What’s the kicker? Well, first, it isn’t going to happen. Why? Because too many people, including several Democratic presidential hopefuls, want us to stay in the Mid East until into the far, far future, for “power projection” reasons, as well as to post a guard on the oil, whether they will tell you that or not. Additionally, liberal war hawks (especially Clinton, Biden and Lieberman) will be denied the dubious credit of “standing tall” unilateral interventions and the continuance of spilled blood in their quest to show off their machismo vis a vis “national security,” and fear that America will once again be accused of turning tail before another “insurgent” force (think Viet Cong, the South Vietnamese communist/nationalist guerrilla insurgents).
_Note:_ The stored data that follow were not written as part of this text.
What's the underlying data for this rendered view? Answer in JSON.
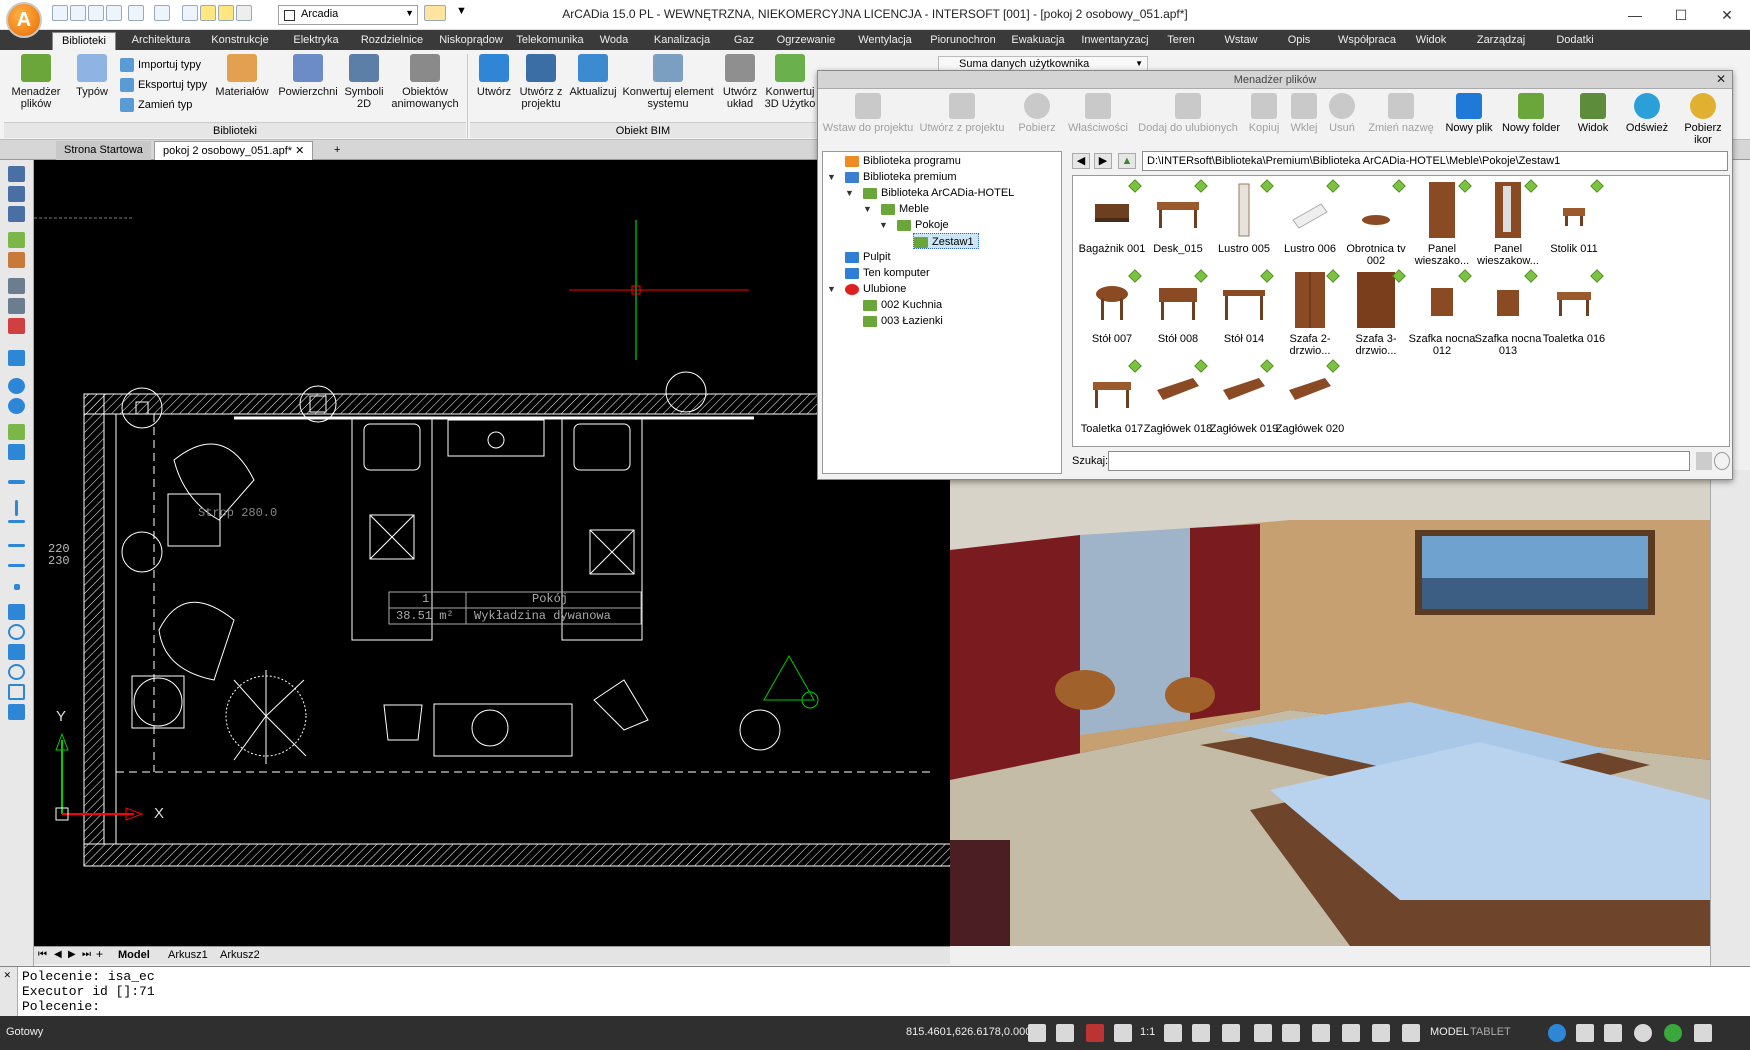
{
  "window": {
    "title": "ArCADia 15.0 PL - WEWNĘTRZNA, NIEKOMERCYJNA LICENCJA - INTERSOFT [001] - [pokoj 2 osobowy_051.apf*]",
    "layer_name": "Arcadia"
  },
  "ribbon_tabs": [
    "Biblioteki",
    "Architektura",
    "Konstrukcje",
    "Elektryka",
    "Rozdzielnice",
    "Niskoprądow",
    "Telekomunika",
    "Woda",
    "Kanalizacja",
    "Gaz",
    "Ogrzewanie",
    "Wentylacja",
    "Piorunochron",
    "Ewakuacja",
    "Inwentaryzacj",
    "Teren",
    "Wstaw",
    "Opis",
    "Współpraca",
    "Widok",
    "Zarządzaj",
    "Dodatki"
  ],
  "ribbon": {
    "biblioteki": {
      "menadzer": "Menadżer plików",
      "typow": "Typów",
      "importuj": "Importuj typy",
      "eksportuj": "Eksportuj typy",
      "zamien": "Zamień typ",
      "materialow": "Materiałów",
      "powierzchni": "Powierzchni",
      "symboli": "Symboli 2D",
      "obiektow": "Obiektów animowanych",
      "group_label": "Biblioteki"
    },
    "bim": {
      "utworz": "Utwórz",
      "utworz_z": "Utwórz z projektu",
      "aktualizuj": "Aktualizuj",
      "konwertuj": "Konwertuj element systemu",
      "utworz_uklad": "Utwórz układ",
      "konwertuj3d": "Konwertuj 3D Użytko",
      "group_label": "Obiekt BIM"
    },
    "user_data": "Suma danych użytkownika"
  },
  "doc_tabs": [
    "Strona Startowa",
    "pokoj 2 osobowy_051.apf*"
  ],
  "drawing": {
    "ceiling_label": "Strop 280.0",
    "room_number": "1",
    "room_name": "Pokój",
    "room_area": "38.51 m²",
    "room_floor": "Wykładzina dywanowa",
    "dim1": "220",
    "dim2": "230",
    "axis_x": "X",
    "axis_y": "Y"
  },
  "sheet_tabs": [
    "Model",
    "Arkusz1",
    "Arkusz2"
  ],
  "command": {
    "line1": "Polecenie: isa_ec",
    "line2": "Executor id []:71",
    "line3": "Polecenie:"
  },
  "status": {
    "ready": "Gotowy",
    "coords": "815.4601,626.6178,0.0000",
    "scale": "1:1",
    "model": "MODEL",
    "tablet": "TABLET"
  },
  "file_manager": {
    "title": "Menadżer plików",
    "toolbar": [
      {
        "label": "Wstaw do projektu",
        "enabled": false
      },
      {
        "label": "Utwórz z projektu",
        "enabled": false
      },
      {
        "label": "Pobierz",
        "enabled": false
      },
      {
        "label": "Właściwości",
        "enabled": false
      },
      {
        "label": "Dodaj do ulubionych",
        "enabled": false
      },
      {
        "label": "Kopiuj",
        "enabled": false
      },
      {
        "label": "Wklej",
        "enabled": false
      },
      {
        "label": "Usuń",
        "enabled": false
      },
      {
        "label": "Zmień nazwę",
        "enabled": false
      },
      {
        "label": "Nowy plik",
        "enabled": true
      },
      {
        "label": "Nowy folder",
        "enabled": true
      },
      {
        "label": "Widok",
        "enabled": true
      },
      {
        "label": "Odśwież",
        "enabled": true
      },
      {
        "label": "Pobierz ikor",
        "enabled": true
      }
    ],
    "tree": [
      {
        "label": "Biblioteka programu",
        "level": 0,
        "icon": "arcadia"
      },
      {
        "label": "Biblioteka premium",
        "level": 0,
        "icon": "crown",
        "expanded": true
      },
      {
        "label": "Biblioteka ArCADia-HOTEL",
        "level": 1,
        "icon": "folder",
        "expanded": true
      },
      {
        "label": "Meble",
        "level": 2,
        "icon": "folder",
        "expanded": true
      },
      {
        "label": "Pokoje",
        "level": 3,
        "icon": "folder",
        "expanded": true
      },
      {
        "label": "Zestaw1",
        "level": 4,
        "icon": "folder",
        "selected": true
      },
      {
        "label": "Pulpit",
        "level": 0,
        "icon": "desktop"
      },
      {
        "label": "Ten komputer",
        "level": 0,
        "icon": "computer"
      },
      {
        "label": "Ulubione",
        "level": 0,
        "icon": "heart",
        "expanded": true
      },
      {
        "label": "002 Kuchnia",
        "level": 1,
        "icon": "fav-folder"
      },
      {
        "label": "003 Łazienki",
        "level": 1,
        "icon": "fav-folder"
      }
    ],
    "path": "D:\\INTERsoft\\Biblioteka\\Premium\\Biblioteka ArCADia-HOTEL\\Meble\\Pokoje\\Zestaw1",
    "items": [
      "Bagażnik 001",
      "Desk_015",
      "Lustro 005",
      "Lustro 006",
      "Obrotnica tv 002",
      "Panel wieszako...",
      "Panel wieszakow...",
      "Stolik 011",
      "Stół 007",
      "Stół 008",
      "Stół 014",
      "Szafa 2-drzwio...",
      "Szafa 3-drzwio...",
      "Szafka nocna 012",
      "Szafka nocna 013",
      "Toaletka 016",
      "Toaletka 017",
      "Zagłówek 018",
      "Zagłówek 019",
      "Zagłówek 020"
    ],
    "search_label": "Szukaj:"
  }
}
There is also the hateful possibility of a unified Iraq nationalizing their petroleum industry, reducing American control in that field, and the very real threat of Iraq joining OPEC. With a continued US presence in the heart of the oil producing region, we can continue to hold the threat of potential military action over their heads until the oil is finally all sucked up (not too long now, as peak oil is about here) and we no longer have an economic reason to be there.
Some of these people honestly believe in continuing to throw American weight around, just as we did during the Cold War, and some are just anxious to display national-security “savvy” by forward-basing all that military hardware that they spent so many years lobbying for in return for campaign cash, and hey, a promise is a promise, even if it is to the highest bidder.
Unfortunately, the national security plan of this country is more or less set in concrete, and politicians on both sides of the aisle are in general agreement that American hegemony is here to stay; too many politicians are too beholden to military contractors and lobbyists to rationally rethink America’s real interests: a single-payer national health care plan, the rebuilding of American industry and bringing American jobs back home, an honest dialogue on race relations, an end to the unjust and crushing "war on drugs" that incarcerates millions of American citizens, a realistic approach to terrorism and its root causes, and the endemic, institutionalized, rampant and thoroughly embedded corruption of the American political process.